A north Belfast football club has said it would have “no hesitation” in banning any fans who are found to be responsible for an act of descration at the site of a Troubles bloodbath.

It relates to the wrecking of a tribute display comprised of crosses, poppies, and written tributes at Narrow Water, on the northern outskirts of Warrenpoint, south Co Down, on Saturday.

The tributes commemorate the victims of an IRA ambush of soldiers in 1979 at the site, when the IRA killed 18 soldiers.

The finger of blame for the attack on the memorial site has been laid with fans of north Belfast Irish Premiership team Cliftonville FC, widely seen as having a republican support base.

The team was playing against Warrenpoint FC on Saturday afternoon, in a match beginning at 3pm.
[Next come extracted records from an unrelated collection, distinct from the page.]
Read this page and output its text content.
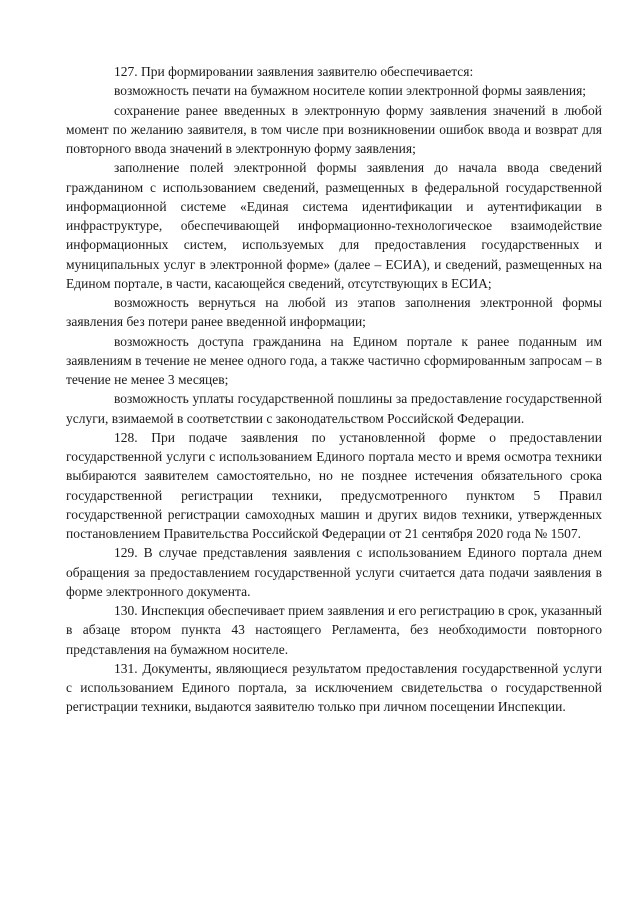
127. При формировании заявления заявителю обеспечивается:

возможность печати на бумажном носителе копии электронной формы заявления;

сохранение ранее введенных в электронную форму заявления значений в любой момент по желанию заявителя, в том числе при возникновении ошибок ввода и возврат для повторного ввода значений в электронную форму заявления;

заполнение полей электронной формы заявления до начала ввода сведений гражданином с использованием сведений, размещенных в федеральной государственной информационной системе «Единая система идентификации и аутентификации в инфраструктуре, обеспечивающей информационно-технологическое взаимодействие информационных систем, используемых для предоставления государственных и муниципальных услуг в электронной форме» (далее – ЕСИА), и сведений, размещенных на Едином портале, в части, касающейся сведений, отсутствующих в ЕСИА;

возможность вернуться на любой из этапов заполнения электронной формы заявления без потери ранее введенной информации;

возможность доступа гражданина на Едином портале к ранее поданным им заявлениям в течение не менее одного года, а также частично сформированным запросам – в течение не менее 3 месяцев;

возможность уплаты государственной пошлины за предоставление государственной услуги, взимаемой в соответствии с законодательством Российской Федерации.

128. При подаче заявления по установленной форме о предоставлении государственной услуги с использованием Единого портала место и время осмотра техники выбираются заявителем самостоятельно, но не позднее истечения обязательного срока государственной регистрации техники, предусмотренного пунктом 5 Правил государственной регистрации самоходных машин и других видов техники, утвержденных постановлением Правительства Российской Федерации от 21 сентября 2020 года № 1507.

129. В случае представления заявления с использованием Единого портала днем обращения за предоставлением государственной услуги считается дата подачи заявления в форме электронного документа.

130. Инспекция обеспечивает прием заявления и его регистрацию в срок, указанный в абзаце втором пункта 43 настоящего Регламента, без необходимости повторного представления на бумажном носителе.

131. Документы, являющиеся результатом предоставления государственной услуги с использованием Единого портала, за исключением свидетельства о государственной регистрации техники, выдаются заявителю только при личном посещении Инспекции.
The vandalism is understood to have happened between 5pm and 5.15pm.

An independent councillor, Jarlath Tinnelly, has told of witnessing the act of vandalism as he drove past, and said it happened “as a crowd of men gathered at the front of a parked bus” at the site.

Police said they stopped and “retained” a bus in the Lisburn area after the incident.

As of 8pm Monday night, a PSNI spokesman said that police still had possession of the vehicle.

Cliftonville FC’s chairman Gerard Lawlor had already released a statement at the weekend, saying: “This pathetic act isn’t in my name nor that of Cliftonville Football Club.”

Now, the club has released a further statement.

It said: “Cliftonville Football Club have had several inquiries since our statement on Saturday in regards to events at Narrow Water.

“In particular, they have asked if we intend to issue bans to those involved.

“The Club wish to state, that should confirmation be received of the identity of those convicted, then we would have no hesitation in banning them from our stadium.

“Cliftonville have previously banned individuals from Solitude on several occasions.

“While this is effective in preventing entry to games at our ground, we would call on all Irish League Clubs, the Northern Ireland Football League and the Irish Football Association to help and support us in preventing all banned persons from entering all football grounds.”

According to the Conflict Archive on the Internet (or CAIN, run by the Province’s two universities), the victims ranged in age from 40 to 18.

It describes the attack as follows: “The first bomb was left in parked lorry and detonated when British Army (BA) lorry passed.

“The second bomb was left in a nearby Gate Lodge and detonated when British Army (BA) reinforcements arrived at the scene of the first explosion.”

The same day as the bombing, the IRA bombed the boat of 79-year-old Lord Mountbatten off the coast of Sligo, murdering him, Lady Brabourne (82), and two boys aged 14 and 15.